I’ve been on the road with Sally in the past, and I’m thrilled to be doing it again. Hanging with people like her raises the satisfaction level of my job to another level. She owns whatever room she’s in; she’s smart, she’s informed, and she’s passionate. For decades she’s been on the front lines chasing stories about women, and I mean the front lines. Sally has been everywhere; Iraq, Afghanistan, Pakistan, Palestine, wherever the lives of women and girls are under threat. Her stories for print, television and in her books are relentless in agitating for human rights. Human rights!
“Susan,” she explained patiently, “these things have been going on for years. Years! And now they’re making the headlines. We’ve reached the tipping point, finally.”
And so it went, for more than an hour, to a packed house, two tireless champions of women’s rights, one impatient to the point of exasperation, the other as irrepressibly upbeat as she always is. For Sally the race is not to the swift but to the persistent, and her book is packed with stories of progress and hope.
This is no sugar-coated dreamscape, though. Sally has stories that will shake your faith in humanity. I’m usually content to stay in the background, but I found myself asking a question from the audience.
“Sally,” I said, “I’ve known you for a long time. You’ve seen things that a lot of people don’t even want to know about, but every time I see you, you’re upbeat, and positive, overflowing with optimism. How do you do it?”

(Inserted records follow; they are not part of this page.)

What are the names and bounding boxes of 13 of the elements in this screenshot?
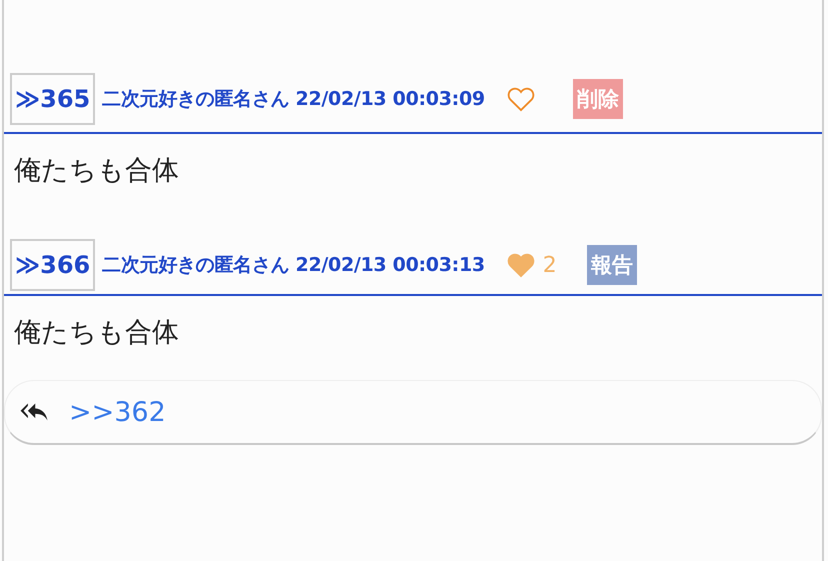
heart-icon[interactable] bbox=[506, 252, 535, 278]
post-number-link[interactable]: ≫365 bbox=[10, 73, 96, 125]
post-number-link[interactable]: ≫366 bbox=[10, 239, 96, 291]
like-count: 2 bbox=[542, 252, 557, 278]
heart-icon[interactable] bbox=[506, 86, 535, 112]
author-date: 二次元好きの匿名さん 22/02/13 00:03:09 bbox=[102, 87, 485, 112]
report-button[interactable]: 報告 bbox=[586, 245, 637, 285]
delete-button[interactable]: 削除 bbox=[572, 79, 623, 119]
reply-all-icon bbox=[19, 401, 49, 423]
post-text: 俺たちも合体 bbox=[13, 316, 180, 350]
author-date: 二次元好きの匿名さん 22/02/13 00:03:13 bbox=[102, 253, 485, 278]
post-text: 俺たちも合体 bbox=[13, 154, 180, 188]
reply-link[interactable]: >>362 bbox=[69, 396, 166, 428]
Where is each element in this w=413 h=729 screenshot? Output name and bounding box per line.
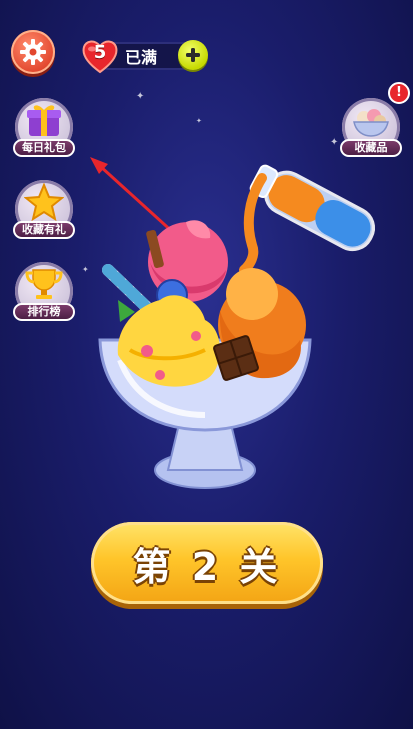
syrup-bottle-icon xyxy=(249,164,376,252)
level-label: 第 2 关 xyxy=(132,544,282,589)
start-level-button[interactable]: 第 2 关 xyxy=(91,522,323,604)
red-arrow-icon xyxy=(90,157,178,237)
game-home-screen: ✦ ✦ ✦ ✦ ✦ ✦ 5 已满 xyxy=(0,0,413,729)
sundae-illustration xyxy=(90,157,376,489)
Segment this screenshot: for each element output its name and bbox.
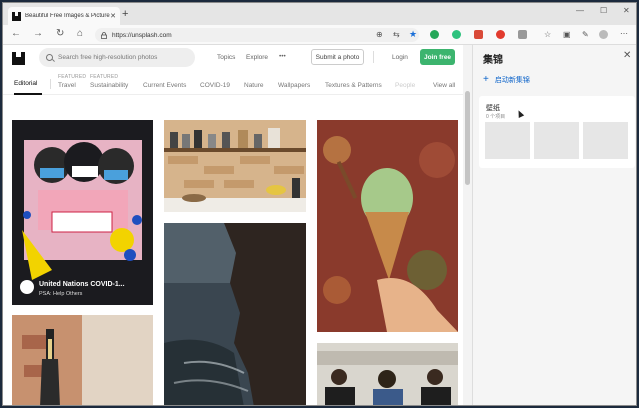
collection-thumbnail [583, 122, 628, 159]
collection-count: 0 个项目 [486, 114, 506, 120]
sponsored-title: United Nations COVID-1... [39, 281, 125, 288]
category-people[interactable]: People [395, 82, 415, 89]
category-sustainability[interactable]: Sustainability [90, 82, 128, 89]
favorites-bar-icon[interactable]: ☆ [544, 29, 551, 41]
divider [50, 79, 51, 89]
close-icon[interactable]: ✕ [623, 50, 631, 61]
new-collection-label: 启动新集锦 [494, 76, 530, 84]
category-travel[interactable]: Travel [58, 82, 76, 89]
collection-card[interactable]: 壁纸 0 个项目 [479, 96, 635, 168]
reader-icon[interactable]: ⊕ [376, 29, 383, 41]
url-text: https://unsplash.com [112, 31, 172, 39]
login-link[interactable]: Login [392, 54, 408, 61]
photo-bottle[interactable] [12, 315, 153, 405]
home-icon[interactable]: ⌂ [77, 28, 83, 40]
close-window-button[interactable]: ✕ [623, 6, 630, 15]
unsplash-page: Search free high-resolution photos Topic… [3, 45, 463, 405]
scrollbar-thumb[interactable] [465, 91, 470, 185]
profile-avatar-icon[interactable] [599, 30, 608, 39]
nav-explore[interactable]: Explore [246, 54, 268, 61]
lock-icon [101, 31, 107, 39]
more-menu-icon[interactable]: ⋯ [620, 28, 628, 40]
extension-opera-icon[interactable] [496, 30, 505, 39]
new-tab-button[interactable]: + [122, 9, 128, 20]
unsplash-logo-icon[interactable] [12, 52, 25, 65]
maximize-button[interactable]: ☐ [600, 6, 607, 15]
search-input[interactable]: Search free high-resolution photos [39, 48, 195, 67]
photo-bottle-image [12, 315, 153, 405]
submit-photo-button[interactable]: Submit a photo [311, 49, 364, 65]
search-icon [46, 54, 53, 61]
address-bar[interactable]: https://unsplash.com [95, 28, 419, 42]
panel-title: 集锦 [483, 55, 503, 66]
photo-ice-cream[interactable] [317, 120, 458, 332]
featured-label: FEATURED [90, 74, 119, 80]
photo-crowd-image [317, 343, 458, 405]
back-arrow-icon[interactable]: ← [11, 28, 21, 40]
category-wallpapers[interactable]: Wallpapers [278, 82, 310, 89]
un-logo-avatar [20, 280, 34, 294]
minimize-button[interactable]: — [576, 6, 584, 15]
category-covid[interactable]: COVID-19 [200, 82, 230, 89]
photo-ice-cream-image [317, 120, 458, 332]
unsplash-favicon-icon [12, 11, 21, 21]
collection-name: 壁纸 [486, 105, 500, 112]
extension-check-icon[interactable] [452, 30, 461, 39]
extension-puzzle-icon[interactable] [518, 30, 527, 39]
photo-kitchen-image [164, 120, 306, 212]
divider [373, 51, 374, 63]
photo-sponsored-un[interactable]: United Nations COVID-1... PSA: Help Othe… [12, 120, 153, 305]
tab-bar: Beautiful Free Images & Pictures ✕ + — ☐… [3, 3, 636, 25]
category-nature[interactable]: Nature [244, 82, 264, 89]
start-new-collection-button[interactable]: + 启动新集锦 [483, 74, 530, 85]
plus-icon: + [483, 74, 489, 85]
category-textures[interactable]: Textures & Patterns [325, 82, 382, 89]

“I’ve ruined a few dinner parties, I can tell you that,” she answered, after a pause. “Usually what sets me off is when someone talks about mistreatment of women as some kind of cultural thing; like, ‘that’s their culture.’ Like abuse and criminal behaviour is somehow justified, like, ‘that’s their business.’ I hate that, and I hate it because it’s just not true.”
She tells the story about the success in Senegal at putting an end to female genital mutilation, defying years of an entrenched and horrific practice that cut across religious lines, and which was only changed as a result of solidarity among women and the artful application of knowledge and politics.
“Cultures change,” she says.
Her message remains a simple one. You want an end to poverty, and end to conflict, an end to violence? Bring women into the process.
It’s an unending struggle—the gains are incremental, and always in danger of disappearing. Sally reminds us that the developed world can’t be too self-satisfied, that Canada’s treatment of aboriginal women leaves a lot to be desired.
The book offers several examples of women in North America raising a lot of money to do a lot of good in the world. Raising consciousness is a different matter. It’s hard not to share Cole’s pique at the glacial pace of progress, but Sally’s optimism is infectious. She leads from the front.
Sally will be touring the country for the next little while talking about her new book. If she’s appearing in your town, go out and listen to her. Take your daughter. Take your son. You’ll leave feeling a little better about the future of the world we live in, and inspired to do at least a little bit to help move things along. Maybe I’ll see you there.